PvQ is true. Since P is true, then the condition of at least one of them being true is met, so PvQ is true.
~P is false: Since P is true, then ~P is false.
~Q is true because Q is false
So, it is false that “Today is Monday and it is raining in Irvine”. But it is true that “Today is Monday or it is raining in Irvine”. It is also true that “it is not raining in Irvine”.
Propositional form
An important distinction must be made between propositions and propositional forms. “It is raining in Irvine” is a proposition with a single truth value (F), while the propositional form (P^Q) which may be used to represent a sentence symbolically has no base truth value: it obtains a value of T or F when P and Q are assigned values of T or F.
Truth Tables
Mathematicians and logicians use truth tables to discover when propositional forms are equivalent to each other or when a complicated statement has a true or false value.
Here are the truth tables for P^Q, PvQ:
Since each P and Q can have 2 different values (true or false), there are 4 total possibilities: true true, true false, false true, false false.
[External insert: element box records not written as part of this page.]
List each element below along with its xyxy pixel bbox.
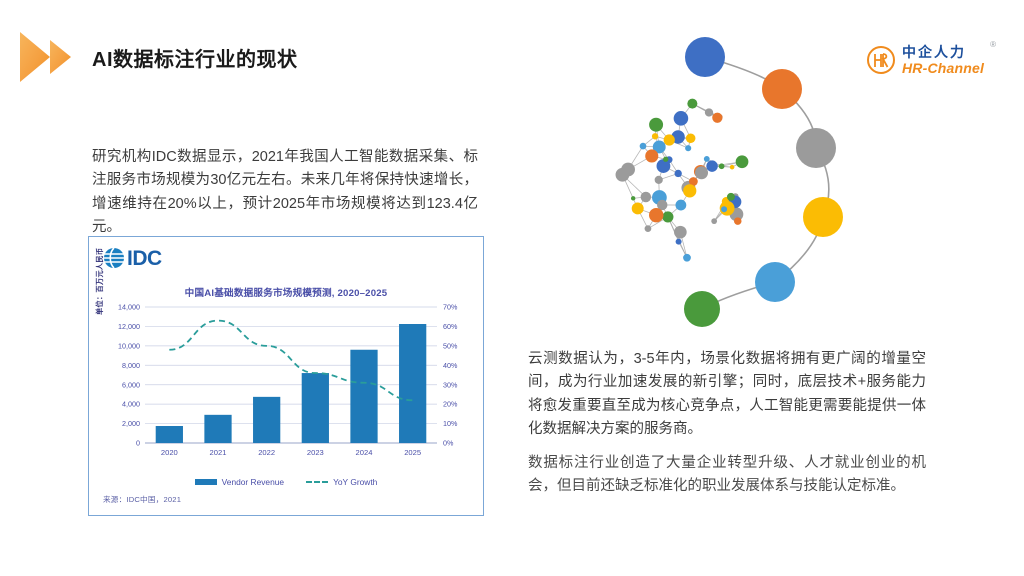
double-chevron-icon [16,28,82,86]
network-node [663,157,668,162]
network-node [683,184,696,197]
network-node [640,143,647,150]
network-nodes-icon [600,20,870,340]
network-node [683,254,691,262]
network-node [704,156,710,162]
hr-monogram-icon [866,45,896,75]
chart-y2-tick: 40% [443,361,458,370]
network-node [676,239,682,245]
right-paragraph-1: 云测数据认为，3-5年内，场景化数据将拥有更广阔的增量空间，成为行业加速发展的新… [528,348,926,442]
network-node [674,226,687,239]
network-node [687,99,697,109]
network-node [631,196,635,200]
network-node [705,108,713,116]
network-node [674,111,689,126]
network-node [649,208,663,222]
chart-bar [302,373,329,443]
chart-y-tick: 6,000 [122,380,140,389]
network-node [734,217,742,225]
network-node [649,118,663,132]
chart-y-tick: 4,000 [122,400,140,409]
registered-mark: ® [990,40,996,49]
arc-node-gray [796,128,836,168]
chart-legend: Vendor Revenue YoY Growth [89,477,483,487]
legend-item-vendor-revenue: Vendor Revenue [195,477,284,487]
network-node [721,206,727,212]
arc-node-green [684,291,720,327]
network-node [695,166,708,179]
right-paragraph-2: 数据标注行业创造了大量企业转型升级、人才就业创业的机会，但目前还缺乏标准化的职业… [528,452,926,499]
arc-node-orange [762,69,802,109]
arc-node-blue [685,37,725,77]
network-node [685,145,691,151]
chart-x-tick: 2020 [161,448,178,457]
legend-label-vendor-revenue: Vendor Revenue [222,477,284,487]
network-node [736,155,749,168]
network-node [652,133,658,139]
chart-title: 中国AI基础数据服务市场规模预测, 2020–2025 [89,285,483,299]
chart-y-tick: 2,000 [122,419,140,428]
chart-y-tick: 0 [136,439,140,448]
chart-x-tick: 2022 [258,448,275,457]
idc-chart-card: IDC 中国AI基础数据服务市场规模预测, 2020–2025 单位：百万元人民… [88,236,484,516]
arc-node-lightblue [755,262,795,302]
legend-item-yoy-growth: YoY Growth [306,477,377,487]
arc-node-yellow [803,197,843,237]
idc-logo: IDC [103,247,162,269]
network-node [664,134,675,145]
page-title: AI数据标注行业的现状 [92,43,298,72]
chart-bar [204,415,231,443]
chart-source-note: 来源：IDC中国，2021 [103,494,181,505]
network-node [645,149,658,162]
chart-y2-tick: 20% [443,400,458,409]
network-node [674,170,681,177]
legend-swatch-bar [195,479,217,485]
chart-bar [253,397,280,443]
chart-y2-tick: 30% [443,380,458,389]
chart-y-tick: 14,000 [118,303,140,312]
network-node [712,113,722,123]
legend-label-yoy-growth: YoY Growth [333,477,377,487]
network-node [719,163,725,169]
idc-globe-icon [103,247,125,269]
legend-swatch-line [306,481,328,483]
chart-y-tick: 12,000 [118,322,140,331]
chart-x-tick: 2024 [356,448,373,457]
network-node [616,168,630,182]
chart-bar [399,324,426,443]
chart-bar [156,426,183,443]
brand-name-en: HR-Channel [902,60,984,76]
network-node [645,225,652,232]
network-node [727,193,735,201]
chart-x-tick: 2023 [307,448,324,457]
network-node [730,165,735,170]
chart-x-tick: 2025 [404,448,421,457]
network-node [655,176,663,184]
network-node [686,133,696,143]
chart-bar [350,350,377,443]
network-node [662,211,673,222]
brand-logo: 中企人力 HR-Channel ® [866,38,996,82]
network-node [675,200,686,211]
brand-text: 中企人力 HR-Channel [902,44,984,76]
network-node [641,192,651,202]
network-node [632,202,644,214]
chart-y-tick: 8,000 [122,361,140,370]
idc-wordmark: IDC [127,248,162,269]
chart-y2-tick: 10% [443,419,458,428]
chart-y2-tick: 60% [443,322,458,331]
brand-name-cn: 中企人力 [902,44,984,60]
chart-x-tick: 2021 [210,448,227,457]
chart-y2-tick: 70% [443,303,458,312]
network-node [657,159,671,173]
slide-root: AI数据标注行业的现状 中企人力 HR-Channel ® 研究机构IDC数据显… [0,0,1024,576]
network-node [711,218,717,224]
chart-y2-tick: 0% [443,439,454,448]
chart-canvas: 02,0004,0006,0008,00010,00012,00014,0000… [89,299,485,477]
chart-y2-tick: 50% [443,341,458,350]
chart-plot-area: 02,0004,0006,0008,00010,00012,00014,0000… [89,299,485,477]
chart-y-tick: 10,000 [118,341,140,350]
network-node [706,160,717,171]
left-paragraph: 研究机构IDC数据显示，2021年我国人工智能数据采集、标注服务市场规模为30亿… [92,146,478,240]
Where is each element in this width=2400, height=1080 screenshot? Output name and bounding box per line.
The trick to exhausting all possibilities in a truth table is to list P as T twice then F twice, and alternate Q every other one.
P^Q is true only when both P and Q are true, and P v Q is false only when both P and Q are false.
When P is true, ~P is false. When P is false, ~P is true.
In the first image, since there are 2 propositions, there are 4 lines. In the second image, since there is 1 proposition, there are 2 lines. In general, when there are N propositions, there are 2^N lines. So if there were 3 propositions, there would be 2^3 = 8 lines in our truth table. If there were 4 propositions, there would be 2^4 = 16 lines.
When making an 8 line truth table with variables P, Q, R, we would first list P true 4 times then false 4 times: TTTTFFFF, list Q true 2 times then false 2 times then repeat: TTFFTTFF, and alternate R every other one TFTFTFTF. This gives us the 8 possibilities: TTT, TTF, TFT, TFF, FTT, FTF, FFT, FFF.
Equivalence
Two propositional forms are equivalent if and only if they have the same truth table.
A truth table shows that ~(P^Q) is equivalent to (~P) v (~Q). This is known as one of De Morgan’s Laws and we will introduce it next blog
Once again, notice the distinction between propositions and propositional forms. Propositions have only one truth value so we don’t look at truth tables to decide their equivalence. Propositional forms are neither true nor false; they have the value true for some assignments and the value false for other assignments. So o decide equivalence of propositional forms, we compare truth tables.
Tautologies are propositional forms that are always true for every assignment of truth values to their components. The easiest example is P v ~P. Either P is true or ~P is true, but P v ~P is always true.
A contradiction is the negation of a tautology. For instance ~(P v ~P) is a contradiction: it is always false.
Summary/Recap:
-Propositions are sentences that can be either true or false.
-Compound propositions are finitely many propositions connected by logical symbols
-Propositional forms are expressions involving finitely many logical connectors and letters.
-a paradox is a sentence that leads to a self-contradictory conclusion.
-Use letters such as P, Q, R, S to shorthand propositions
-"P and Q" = P^Q
-"P or Q" = P v Q
-"not P" = ~P
-truth tables with N propositions have 2^N lines
-When two compound propositional forms have identical truth tables they are equivalent
-Tautologies are always true
-Contradictions are the negation of tautologies.